The company is directing these customers toward the alternative Disney+ bundle that incorporates Hulu as the add-on to Disney+ instead of the other way around. This reversed structure positions Disney+ as the core service, with Hulu added on top, often at a comparable or slightly adjusted price point depending on the plan tier. The bundle aims to provide uninterrupted access to both platforms’ content ecosystems, but it requires users to manage their subscriptions through the Disney+ portal rather than Hulu’s. This switch could involve re-entering payment details, updating app preferences, and potentially dealing with minor disruptions during the migration process.

This all comes as Hulu will be merged into the Disney+ app in 2026 and will no longer be available as its own standalone app.

The move reflects broader industry trends where media conglomerates are consolidating their services to reduce operational redundancies and encourage higher engagement across their portfolios. Hulu, which has long positioned itself as a hub for next-day TV episodes and original programming like “The Handmaid’s Tale” and “Only Murders in the Building,” initially offered the Disney+ add-on as a way to attract cord-cutters seeking value in combined deals. Launched in the wake of Disney’s acquisition of Hulu’s controlling stake in 2019, this feature allowed subscribers to pay a modest premium—typically around $6 to $8 extra per month—for Disney+ on top of their Hulu base plan, saving money compared to separate subscriptions.

However, with the rise of comprehensive bundles like the Disney Trio (encompassing Disney+, Hulu, and ESPN+), maintaining dual add-on pathways has become increasingly complex from a technical and marketing standpoint. Analysts suggest that by funneling users into the Disney+-centric bundle, the company can better track user data, cross-promote content, and upsell premium features such as ad-free viewing or 4K streaming. This could also help combat subscription churn, a persistent issue in the streaming sector where viewers frequently cycle through services based on content availability.

For consumers, the implications are multifaceted. Those accustomed to Hulu as their primary interface may find the transition jarring, as it shifts the billing and account management to Disney+. Families relying on the discounted add-on for kid-friendly Disney content alongside Hulu’s adult-oriented shows might face higher costs if they don’t qualify for promotional rates on the new bundle. Additionally, users with legacy plans or promotional discounts tied to the old add-on could see their overall expenses rise, potentially prompting some to reevaluate their streaming budgets altogether.

The timing of this announcement aligns with the post-holiday season, a period when many subscribers reassess their entertainment options after Black Friday and Cyber Monday deals. Recent promotions, such as temporary discounts on the Disney+ Hulu bundle dropping to as low as $4.99 per month for the first year, have drawn in new users, but the end of the add-on signals a push toward more standardized pricing. Hulu has committed to notifying affected customers via email and in-app alerts well in advance of their billing dates, providing step-by-step guidance on how to enroll in the alternative bundle without losing access.

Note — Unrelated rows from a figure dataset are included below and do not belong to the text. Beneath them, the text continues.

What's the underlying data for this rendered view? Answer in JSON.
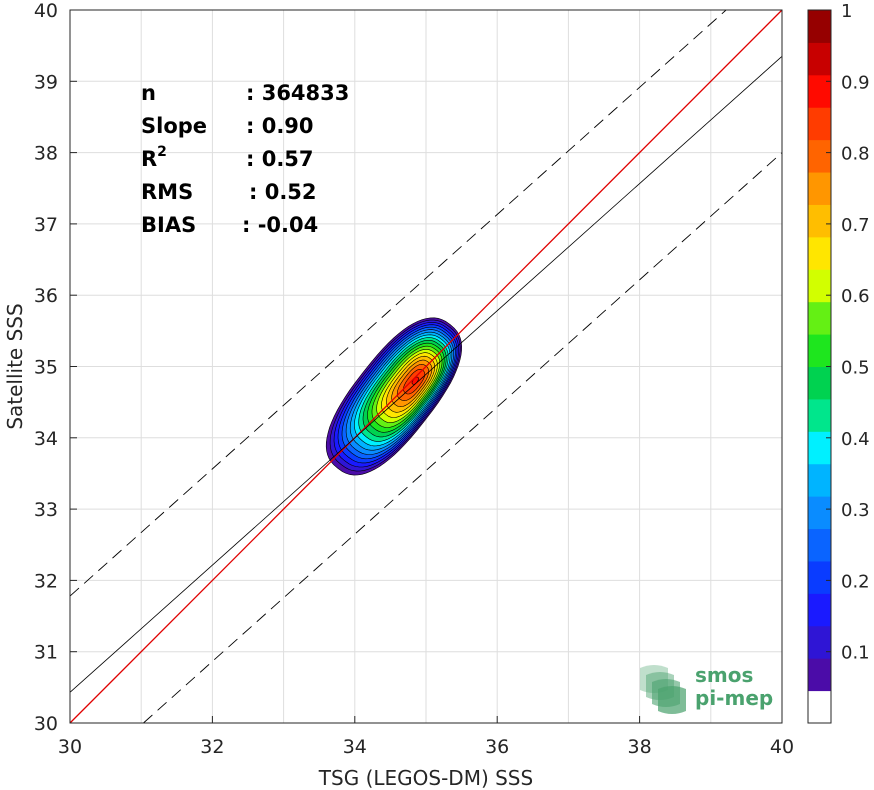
{
  "chart_data": {
    "type": "contour-scatter",
    "xlabel": "TSG (LEGOS-DM) SSS",
    "ylabel": "Satellite SSS",
    "xlim": [
      30,
      40
    ],
    "ylim": [
      30,
      40
    ],
    "xticks": [
      "30",
      "32",
      "34",
      "36",
      "38",
      "40"
    ],
    "yticks": [
      "30",
      "31",
      "32",
      "33",
      "34",
      "35",
      "36",
      "37",
      "38",
      "39",
      "40"
    ],
    "grid": true,
    "stats": [
      {
        "label": "n",
        "sep": ": 364833"
      },
      {
        "label": "Slope",
        "sep": ": 0.90"
      },
      {
        "label": "R",
        "sup": "2",
        "sep": ": 0.57"
      },
      {
        "label": "RMS",
        "sep": ": 0.52"
      },
      {
        "label": "BIAS",
        "sep": ": -0.04"
      }
    ],
    "identity_line": {
      "slope": 1,
      "intercept": 0,
      "color": "#e00000"
    },
    "fit_line": {
      "slope": 0.9,
      "x0": 30,
      "y0": 30.43,
      "x1": 40,
      "y1": 39.35
    },
    "envelope_offset": 1.35,
    "contour_center": [
      34.85,
      34.8
    ],
    "contour_levels": [
      0.05,
      0.1,
      0.15,
      0.2,
      0.25,
      0.3,
      0.35,
      0.4,
      0.45,
      0.5,
      0.55,
      0.6,
      0.65,
      0.7,
      0.75,
      0.8,
      0.85,
      0.9,
      0.95
    ],
    "colorbar": {
      "min": 0,
      "max": 1,
      "ticks": [
        "0.1",
        "0.2",
        "0.3",
        "0.4",
        "0.5",
        "0.6",
        "0.7",
        "0.8",
        "0.9",
        "1"
      ],
      "tick_values": [
        0.1,
        0.2,
        0.3,
        0.4,
        0.5,
        0.6,
        0.7,
        0.8,
        0.9,
        1.0
      ],
      "colors": [
        "#ffffff",
        "#4b0ca8",
        "#2f15d5",
        "#1a1aff",
        "#0a3cff",
        "#0a64ff",
        "#0a8cff",
        "#00b4ff",
        "#00f0ff",
        "#00e68c",
        "#00d250",
        "#1ee61e",
        "#64f014",
        "#d2ff00",
        "#ffe600",
        "#ffbe00",
        "#ff9600",
        "#ff6400",
        "#ff3c00",
        "#ff0a00",
        "#c80000",
        "#960000"
      ]
    }
  },
  "logo": {
    "line1": "smos",
    "line2": "pi-mep",
    "icon": "smos-pi-mep-logo-icon",
    "color": "#4aa26e"
  }
}
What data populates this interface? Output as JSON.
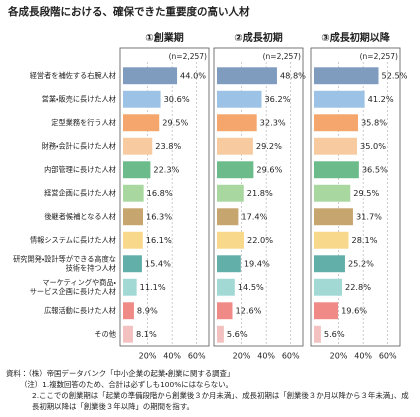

Looking ahead, this development could influence how other streaming partnerships evolve. Competitors like Paramount+ and Peacock have experimented with similar add-ons through platforms like Amazon Channels or Apple TV, but Disney’s integrated approach sets a precedent for tighter control. As cord-cutting continues to reshape media consumption, with over 200 million U.S. households now relying on streaming, such changes underscore the need for flexibility in subscription models. Hulu’s subscriber base, estimated at around 50 million, stands to benefit from deeper integration with Disney+, potentially unlocking more personalized recommendations and exclusive cross-platform events.

In the broader context, this adjustment arrives during a year of flux for Disney’s streaming division, which has focused on profitability after years of heavy investments. By simplifying add-on options, the company aims to reduce customer confusion and enhance loyalty, though it risks alienating those who prefer modular setups. As December 9 approaches, subscribers are encouraged to review their accounts promptly to avoid any service interruptions.